The Senate Judiciary Committee on Thursday is slated to vote on two Justice Department nominees, the panel announced Monday.
The committee will consider Virginia Seitz for the Office of Legal Counsel and Denise O’Donnell for the Bureau of Justice Assistance. The two received few questions from senators last month during a confirmation hearing that focused on Solicitor General nominee Donald Verrilli.

Virginia Seitz (photo by Andrew Ramonas/Main Justice)
If confirmed, Seitz would be the first Assistant Attorney General backed by the Senate to head the OLC since 2004, when Jack Goldsmith resigned after he butted heads with George W. Bush administration officials about the administration’s aggressive post-Sept. 11 national security policies. Principal Deputy Assistant Attorney General Caroline Krass currently head the office.
Seitz, who was nominated Jan. 5, is President Barack Obama’s second nominee for the post. The first Obama nominee for the job, Dawn Johnsen, withdrew in April 2010 after more than a year of Republican criticism about her pro abortion-rights views and aversion to the Bush administration’s national security policies.

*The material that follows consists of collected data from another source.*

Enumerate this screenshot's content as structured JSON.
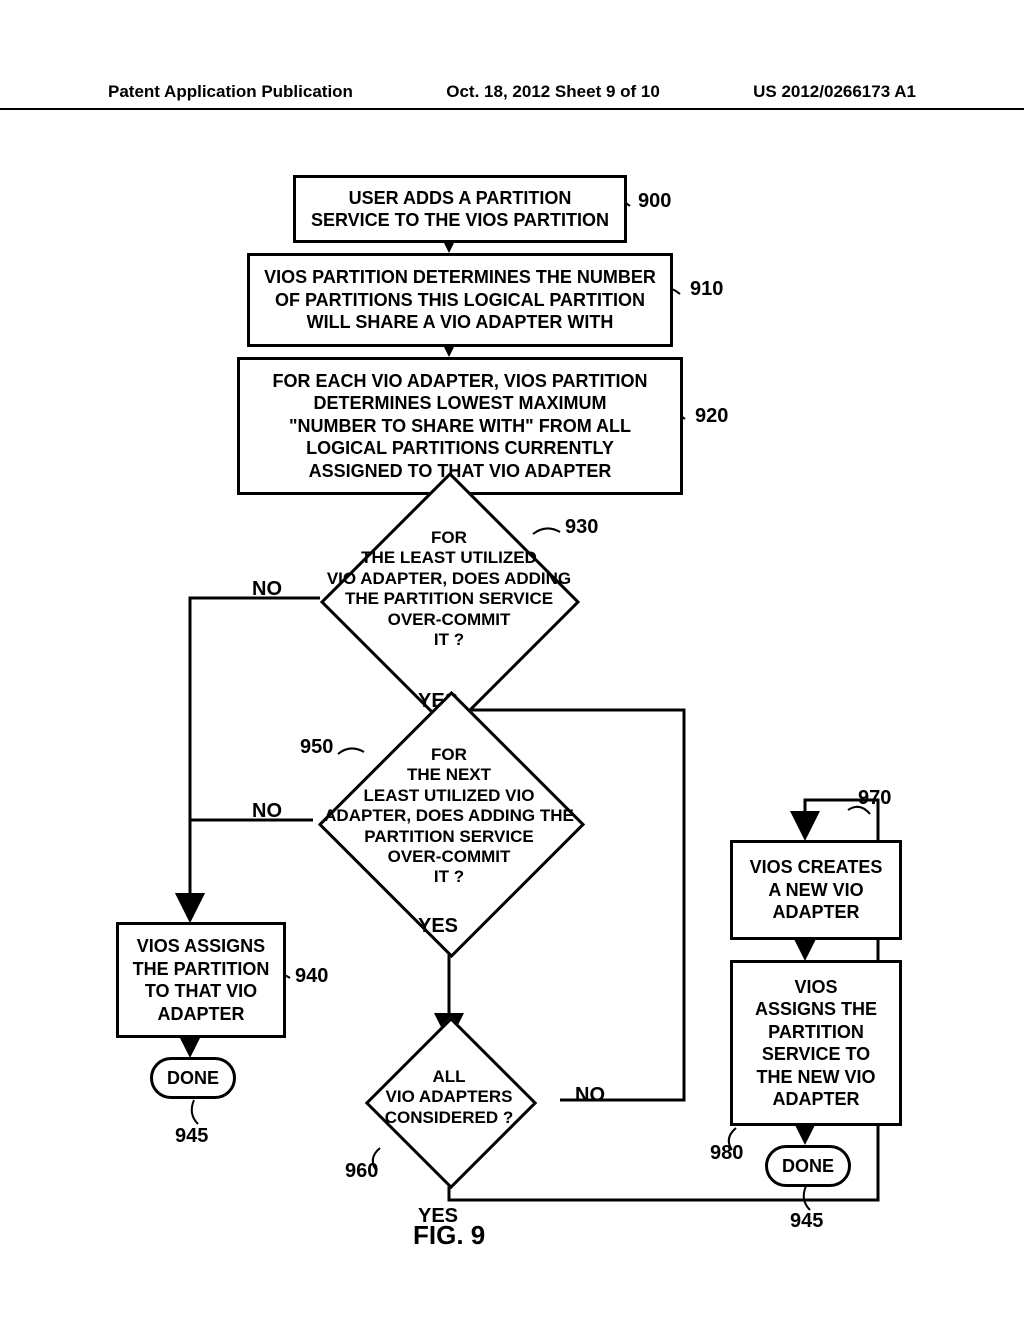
{
  "header": {
    "left": "Patent Application Publication",
    "center": "Oct. 18, 2012  Sheet 9 of 10",
    "right": "US 2012/0266173 A1"
  },
  "refs": {
    "r900": "900",
    "r910": "910",
    "r920": "920",
    "r930": "930",
    "r940": "940",
    "r945a": "945",
    "r945b": "945",
    "r950": "950",
    "r960": "960",
    "r970": "970",
    "r980": "980"
  },
  "nodes": {
    "n900": "USER ADDS A PARTITION\nSERVICE TO THE VIOS PARTITION",
    "n910": "VIOS PARTITION DETERMINES THE NUMBER\nOF PARTITIONS THIS LOGICAL PARTITION\nWILL SHARE A VIO ADAPTER WITH",
    "n920": "FOR EACH VIO ADAPTER, VIOS PARTITION\nDETERMINES LOWEST MAXIMUM\n\"NUMBER TO SHARE WITH\" FROM ALL\nLOGICAL PARTITIONS CURRENTLY\nASSIGNED TO THAT VIO ADAPTER",
    "n930": "FOR\nTHE LEAST UTILIZED\nVIO ADAPTER, DOES ADDING\nTHE PARTITION SERVICE\nOVER-COMMIT\nIT ?",
    "n950": "FOR\nTHE NEXT\nLEAST UTILIZED VIO\nADAPTER, DOES ADDING THE\nPARTITION SERVICE\nOVER-COMMIT\nIT ?",
    "n940": "VIOS ASSIGNS\nTHE PARTITION\nTO THAT VIO\nADAPTER",
    "n960": "ALL\nVIO ADAPTERS\nCONSIDERED ?",
    "n970": "VIOS CREATES\nA NEW VIO\nADAPTER",
    "n980": "VIOS\nASSIGNS THE\nPARTITION\nSERVICE TO\nTHE NEW VIO\nADAPTER",
    "done": "DONE"
  },
  "edges": {
    "no": "NO",
    "yes": "YES"
  },
  "figure": "FIG. 9"
}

The OLC provides legal advice to the president and other administration officials on various issues, including national security matters. The office was in the middle of the bitter dispute over the use of harsh interrogation techniques against terrorism suspects, methods critics called torture.

Denise O'Donnell (photo by Andrew Ramonas/Main Justice)
O’Donnell has been nominated twice for Bureau of Justice Assistance Director. She was first nominated on Dec. 13 and never came before the Senate Judiciary Committee before the Senate adjourned sine die on Dec. 22. She was renominated Jan. 5.
She would replace acting Director James H. Burch II, who has led the bureau since Domingo S. Herraiz resigned in 2009.
The Bureau of Justice Assistance provides local, state and tribal law enforcement with funds and support for their initiatives.